At the beginning of the 1800s, David Shelomoh Eibenschütz served as a rabbi in Soroki. The writers and educators Noah Rosenblum and Kadish-Isaak Abramovich-Ginzburg developed secular Jewish education programs at the end of the nineteenth century. In 1900—a highpoint of Jewish life in Soroki—the town had 17 synagogues. Emigration (mainly to the United States and Argentina) had begun, however, after the passing of the restrictive May Laws of 1882 and the resulting economic difficulties. In 1930 the town had 5,462 Jews (36% of the population).

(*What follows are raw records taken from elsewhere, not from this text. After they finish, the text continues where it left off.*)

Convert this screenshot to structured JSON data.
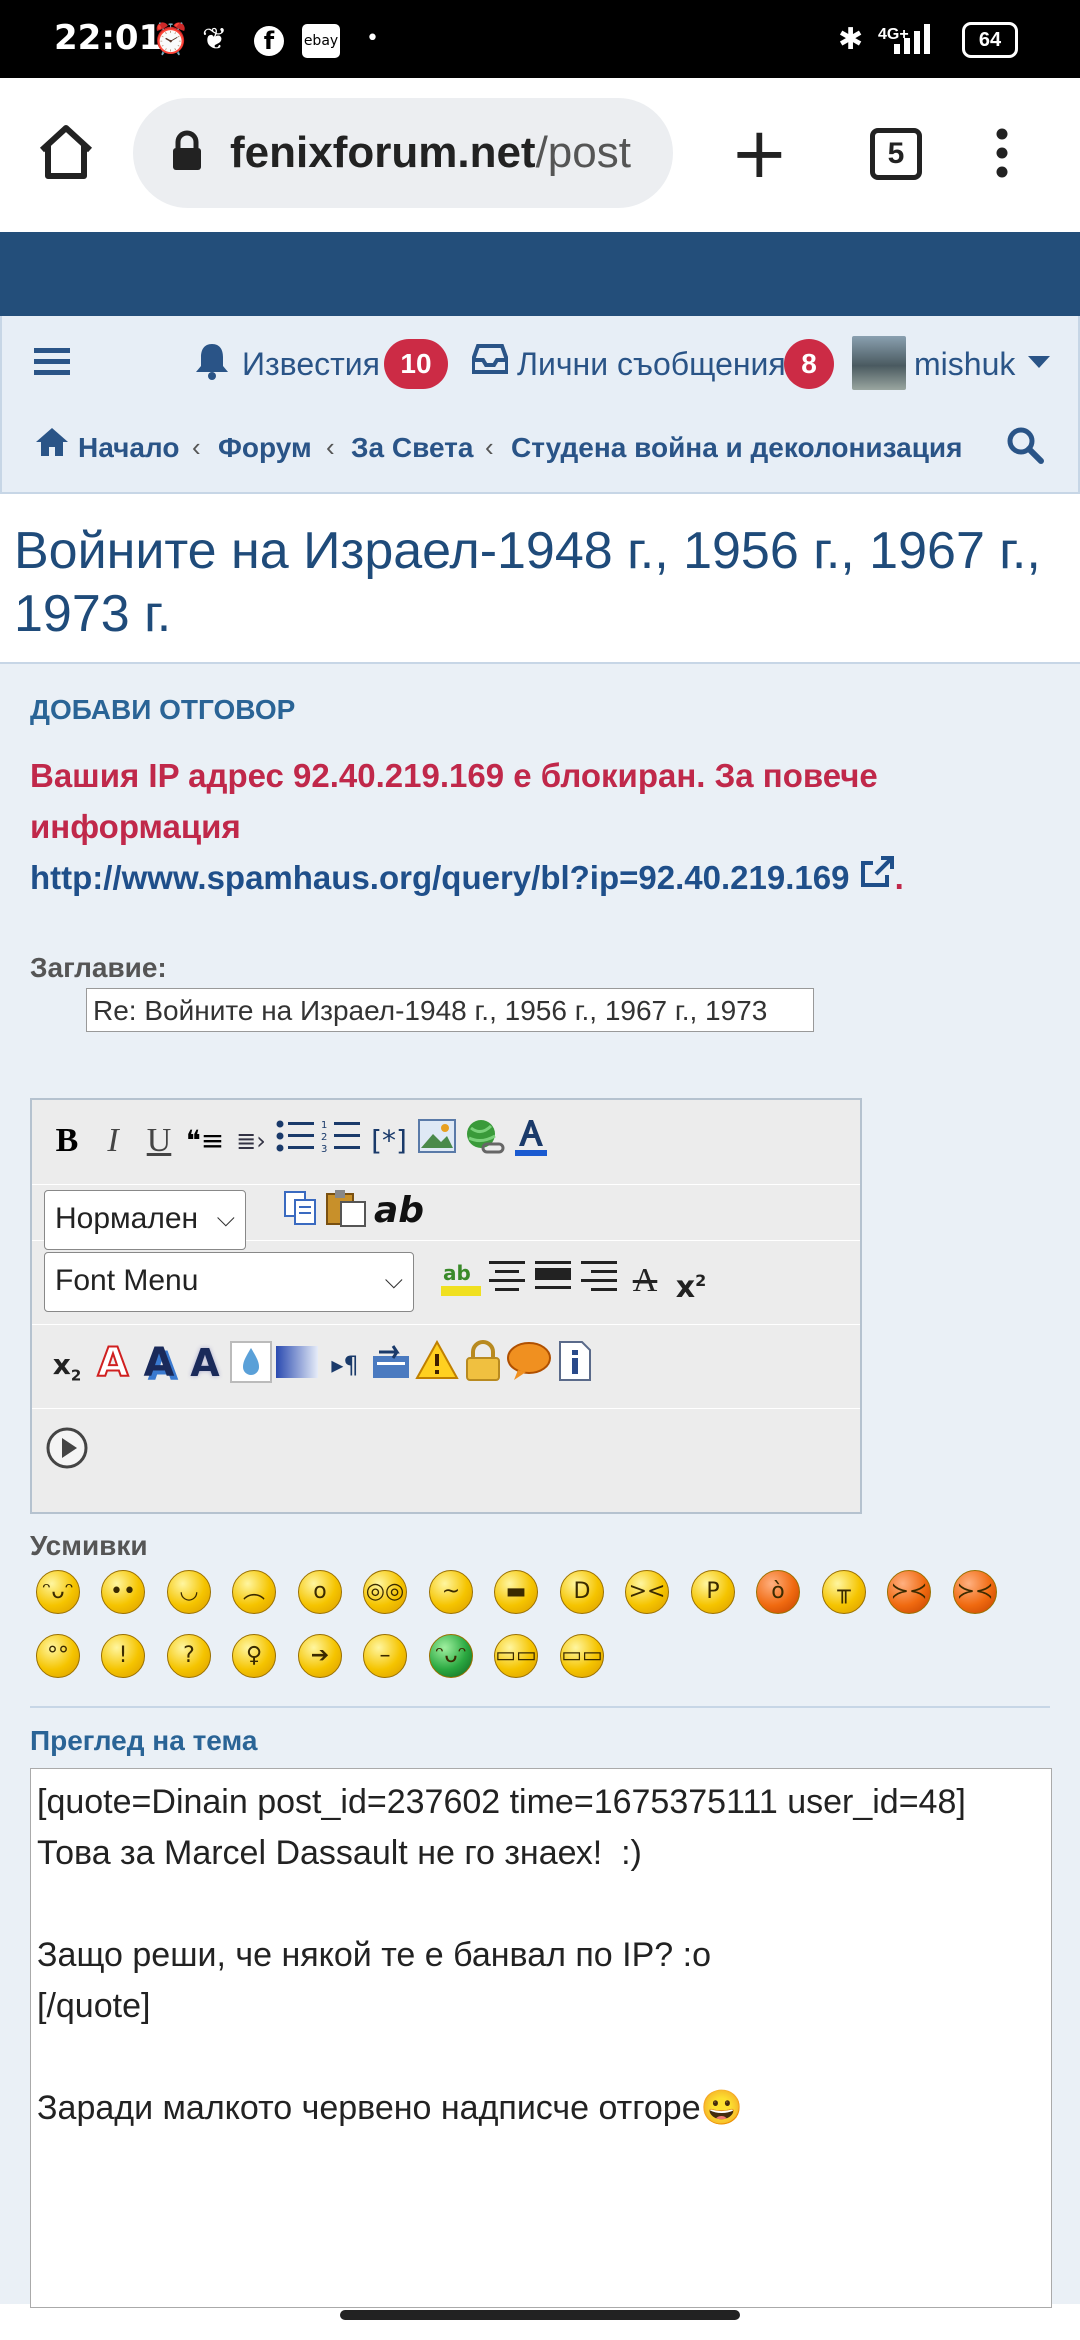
{
  "status_bar": {
    "time": "22:01",
    "battery": "64",
    "network": "4G+"
  },
  "browser": {
    "url_domain": "fenixforum.net",
    "url_path": "/post",
    "tab_count": "5"
  },
  "nav": {
    "notifications_label": "Известия",
    "notifications_count": "10",
    "messages_label": "Лични съобщения",
    "messages_count": "8",
    "username": "mishuk"
  },
  "breadcrumb": [
    "Начало",
    "Форум",
    "За Света",
    "Студена война и деколонизация"
  ],
  "page_title": "Войните на Израел-1948 г., 1956 г., 1967 г., 1973 г.",
  "reply": {
    "heading": "ДОБАВИ ОТГОВОР",
    "error_text": "Вашия IP адрес 92.40.219.169 е блокиран. За повече информация",
    "error_link": "http://www.spamhaus.org/query/bl?ip=92.40.219.169",
    "subject_label": "Заглавие:",
    "subject_value": "Re: Войните на Израел-1948 г., 1956 г., 1967 г., 1973",
    "format_select": "Нормален",
    "font_select": "Font Menu",
    "smilies_label": "Усмивки",
    "preview_label": "Преглед на тема",
    "message": "[quote=Dinain post_id=237602 time=1675375111 user_id=48]\nТова за Marcel Dassault не го знаех!  :)\n\nЗащо реши, че някой те е банвал по IP? :o\n[/quote]\n\nЗаради малкото червено надписче отгоре😀"
  },
  "colors": {
    "banner": "#234e7a",
    "nav_bg": "#e7eef6",
    "link": "#2a5487",
    "badge": "#cc2b45",
    "error": "#c0284a"
  }
}
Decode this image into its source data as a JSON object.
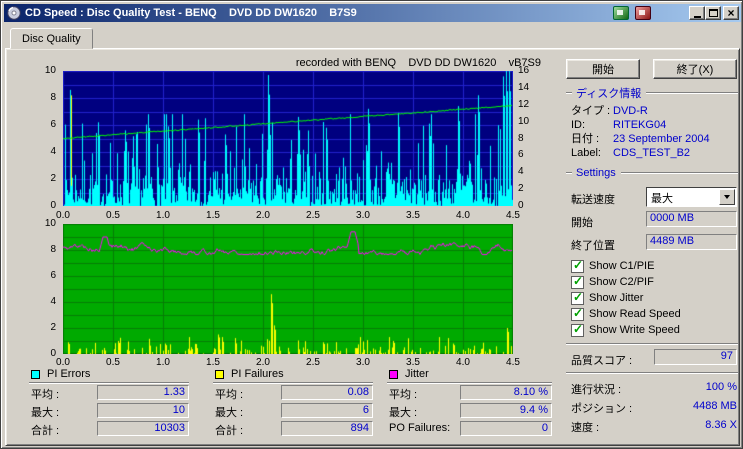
{
  "window": {
    "title": "CD Speed : Disc Quality Test - BENQ    DVD DD DW1620    B7S9"
  },
  "tab": {
    "label": "Disc Quality"
  },
  "chart_header": "recorded with BENQ    DVD DD DW1620    vB7S9",
  "actions": {
    "start": "開始",
    "exit": "終了(X)"
  },
  "disc_info": {
    "header": "ディスク情報",
    "fields": [
      {
        "label": "タイプ :",
        "value": "DVD-R"
      },
      {
        "label": "ID:",
        "value": "RITEKG04"
      },
      {
        "label": "日付 :",
        "value": "23 September 2004"
      },
      {
        "label": "Label:",
        "value": "CDS_TEST_B2"
      }
    ]
  },
  "settings": {
    "header": "Settings",
    "transfer_rate_label": "転送速度",
    "transfer_rate_value": "最大",
    "start_label": "開始",
    "start_value": "0000 MB",
    "end_label": "終了位置",
    "end_value": "4489 MB",
    "checkboxes": [
      {
        "label": "Show C1/PIE",
        "checked": true
      },
      {
        "label": "Show C2/PIF",
        "checked": true
      },
      {
        "label": "Show Jitter",
        "checked": true
      },
      {
        "label": "Show Read Speed",
        "checked": true
      },
      {
        "label": "Show Write Speed",
        "checked": true
      }
    ]
  },
  "quality_score": {
    "label": "品質スコア :",
    "value": "97"
  },
  "status": {
    "rows": [
      {
        "label": "進行状況 :",
        "value": "100 %"
      },
      {
        "label": "ポジション :",
        "value": "4488 MB"
      },
      {
        "label": "速度 :",
        "value": "8.36 X"
      }
    ]
  },
  "legend": [
    {
      "title": "PI Errors",
      "color": "#00ffff",
      "rows": [
        {
          "label": "平均 :",
          "value": "1.33"
        },
        {
          "label": "最大 :",
          "value": "10"
        },
        {
          "label": "合計 :",
          "value": "10303"
        }
      ]
    },
    {
      "title": "PI Failures",
      "color": "#ffff00",
      "rows": [
        {
          "label": "平均 :",
          "value": "0.08"
        },
        {
          "label": "最大 :",
          "value": "6"
        },
        {
          "label": "合計 :",
          "value": "894"
        }
      ]
    },
    {
      "title": "Jitter",
      "color": "#ff00ff",
      "rows": [
        {
          "label": "平均 :",
          "value": "8.10 %"
        },
        {
          "label": "最大 :",
          "value": "9.4 %"
        },
        {
          "label": "PO Failures:",
          "value": "0"
        }
      ]
    }
  ],
  "chart_data": [
    {
      "name": "PI Errors / Read Speed",
      "type": "area",
      "title": "recorded with BENQ DVD DD DW1620 vB7S9",
      "background": "#000080",
      "grid_color": "#2222cc",
      "grid": true,
      "x_axis": {
        "min": 0,
        "max": 4.5,
        "divisions": 9,
        "ticks": [
          "0.0",
          "0.5",
          "1.0",
          "1.5",
          "2.0",
          "2.5",
          "3.0",
          "3.5",
          "4.0",
          "4.5"
        ]
      },
      "y_left": {
        "min": 0,
        "max": 10,
        "divisions": 10,
        "ticks": [
          10,
          8,
          6,
          4,
          2,
          0
        ]
      },
      "y_right": {
        "min": 0,
        "max": 16,
        "ticks": [
          16,
          14,
          12,
          10,
          8,
          6,
          4,
          2,
          0
        ]
      },
      "series": [
        {
          "name": "PI Errors",
          "style": "spikes",
          "axis": "left",
          "color": "#00ffff",
          "seed": 7,
          "base_scale": 1.6,
          "minor_cap": 6.8,
          "density": 1,
          "avg": 1.33,
          "max": 10,
          "total": 10303,
          "peaks": [
            [
              0.07,
              8.6
            ],
            [
              0.35,
              6.2
            ],
            [
              0.62,
              5.6
            ],
            [
              0.85,
              6.8
            ],
            [
              1.05,
              5.9
            ],
            [
              1.35,
              6.4
            ],
            [
              1.62,
              5.3
            ],
            [
              2.05,
              9.7
            ],
            [
              2.35,
              6.6
            ],
            [
              2.63,
              5.8
            ],
            [
              3.05,
              7.2
            ],
            [
              3.35,
              6.9
            ],
            [
              3.66,
              6.1
            ],
            [
              3.95,
              7.4
            ],
            [
              4.15,
              8.2
            ],
            [
              4.4,
              9.6
            ],
            [
              4.43,
              10
            ],
            [
              4.46,
              10
            ]
          ]
        },
        {
          "name": "Start artifact",
          "style": "vsegment",
          "axis": "left",
          "color": "#ffff00",
          "x": 0.08,
          "from": 1.5,
          "to": 8.2
        },
        {
          "name": "Read Speed",
          "style": "line",
          "axis": "right",
          "color": "#00ff00",
          "seed": 3,
          "start": 8.0,
          "end": 11.9,
          "noise": 0.15,
          "avg_speed_x": 8.36
        }
      ]
    },
    {
      "name": "PI Failures / Jitter",
      "type": "area",
      "background": "#00aa00",
      "grid_color": "#067d06",
      "grid": true,
      "x_axis": {
        "min": 0,
        "max": 4.5,
        "divisions": 9,
        "ticks": [
          "0.0",
          "0.5",
          "1.0",
          "1.5",
          "2.0",
          "2.5",
          "3.0",
          "3.5",
          "4.0",
          "4.5"
        ]
      },
      "y_left": {
        "min": 0,
        "max": 10,
        "divisions": 10,
        "ticks": [
          10,
          8,
          6,
          4,
          2,
          0
        ]
      },
      "series": [
        {
          "name": "PI Failures",
          "style": "spikes",
          "axis": "left",
          "color": "#ffff00",
          "seed": 11,
          "base_scale": 0.45,
          "minor_cap": 1.3,
          "density": 0.38,
          "avg": 0.08,
          "max": 6,
          "total": 894,
          "peaks": [
            [
              0.05,
              0.9
            ],
            [
              0.55,
              1.0
            ],
            [
              1.02,
              0.8
            ],
            [
              1.55,
              1.5
            ],
            [
              2.08,
              4.6
            ],
            [
              2.11,
              2.2
            ],
            [
              2.6,
              0.9
            ],
            [
              3.3,
              1.0
            ],
            [
              3.9,
              0.8
            ],
            [
              4.44,
              2.0
            ]
          ]
        },
        {
          "name": "Jitter",
          "style": "noisy_line",
          "axis": "left",
          "color": "#ff00ff",
          "seed": 5,
          "base": 8.1,
          "noise": 0.45,
          "avg": 8.1,
          "max": 9.4,
          "peaks": [
            [
              0.42,
              9.0
            ],
            [
              2.9,
              9.4
            ]
          ]
        }
      ]
    }
  ]
}
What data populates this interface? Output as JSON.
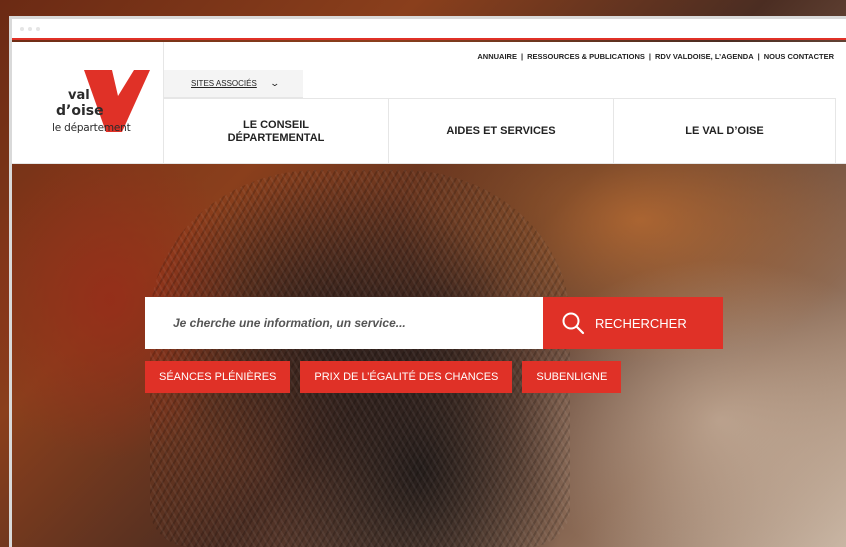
{
  "brand": {
    "logo_line1": "val",
    "logo_line2": "d’oise",
    "logo_line3": "le département",
    "accent_color": "#e03127"
  },
  "top_links": [
    "ANNUAIRE",
    "RESSOURCES & PUBLICATIONS",
    "RDV VALDOISE, L’AGENDA",
    "NOUS CONTACTER"
  ],
  "top_links_separator": "|",
  "sites": {
    "label": "SITES ASSOCIÉS",
    "icon": "chevron-down-icon"
  },
  "nav": {
    "items": [
      {
        "label_line1": "LE CONSEIL",
        "label_line2": "DÉPARTEMENTAL"
      },
      {
        "label": "AIDES ET SERVICES"
      },
      {
        "label": "LE VAL D’OISE"
      }
    ]
  },
  "search": {
    "placeholder": "Je cherche une information, un service...",
    "button_label": "RECHERCHER",
    "button_icon": "search-icon"
  },
  "quick_tags": [
    "SÉANCES PLÉNIÈRES",
    "PRIX DE L’ÉGALITÉ DES CHANCES",
    "SUBENLIGNE"
  ]
}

Entrance to the Tailors’ Synagogue, Soroca (now in Moldova), ca. 1920. (YIVO)

When German and Romanian forces entered Soroki in July 1941, they systematically began to annihilate its Jews. A concentration camp was established in adjoining Vertujeni, where 26,000 Jews were imprisoned. From September to the end of December 1941, those who survived were deported on foot to camps in Transnistria. Many were shot or died of hunger and exhaustion on the roads. Few survived the war.


It is estimated that after the war perhaps 1,000 Jews were in Soroki. The town’s only synagogue functioned until 1961, when Soviet authorities closed it; a matzo bakery survived until 1966. Jewish culture began to revive in 1989, and in February 1991 the Soroca Society for Jewish Culture started to publish a page in the local newspaper Realitatea. Approximately 200 Jews were living there in 2004, and branches of the Association of Jewish Communities of the Republic of Moldova and the American Joint Distribution Committee operated in the town.


In his novel Ha-Keramim (The Vineyards; 1930) Shelomoh Hillels wrote a colorful description of Jewish life in Soroca, and the Yiddish poet Zelik Berdichever evoked the world of ordinary Jews there in his poems. In the 1990s, Arkady Gendler (1921– ), a native of Soroca, wrote the song “Mayn shtetele Soroke” (My Shtetl Soroca).

Suggested Reading

Jean Ancel, “Marculeşti,” in Encyclopedia of the Holocaust, ed. Israel Gutman, vol. 3, pp. 942–943 (New York, 1990); Jean Ancel, “Vertujeni,” in Encyclopedia of the Holocaust, ed. Israel Gutman, vol. 4, pp. 1563–1564 (New York, 1990); Arkadii Mazur, Stranitsy istorii sorokskikh evreev: Vtoraia polovina 19 veka–20 vek (Chişinău, Moldova, 1999); Haim Toren, Sefer Dombroven; Ner-zikaron la-moshavah ha-ḥaklal’it ha-yehudit ha-ri’shonah be-Besarabyah (Jerusalem, 1974).

YIVO Archival Resources

RG 1232, David Seltzer, Papers, 1930-ca. 1980; RG 816, Bershader Benevolent Society, Records, 1937-1949; RG 832, First Soroker Bessarabier Mutual Aid Society, Records, 1910-1950s.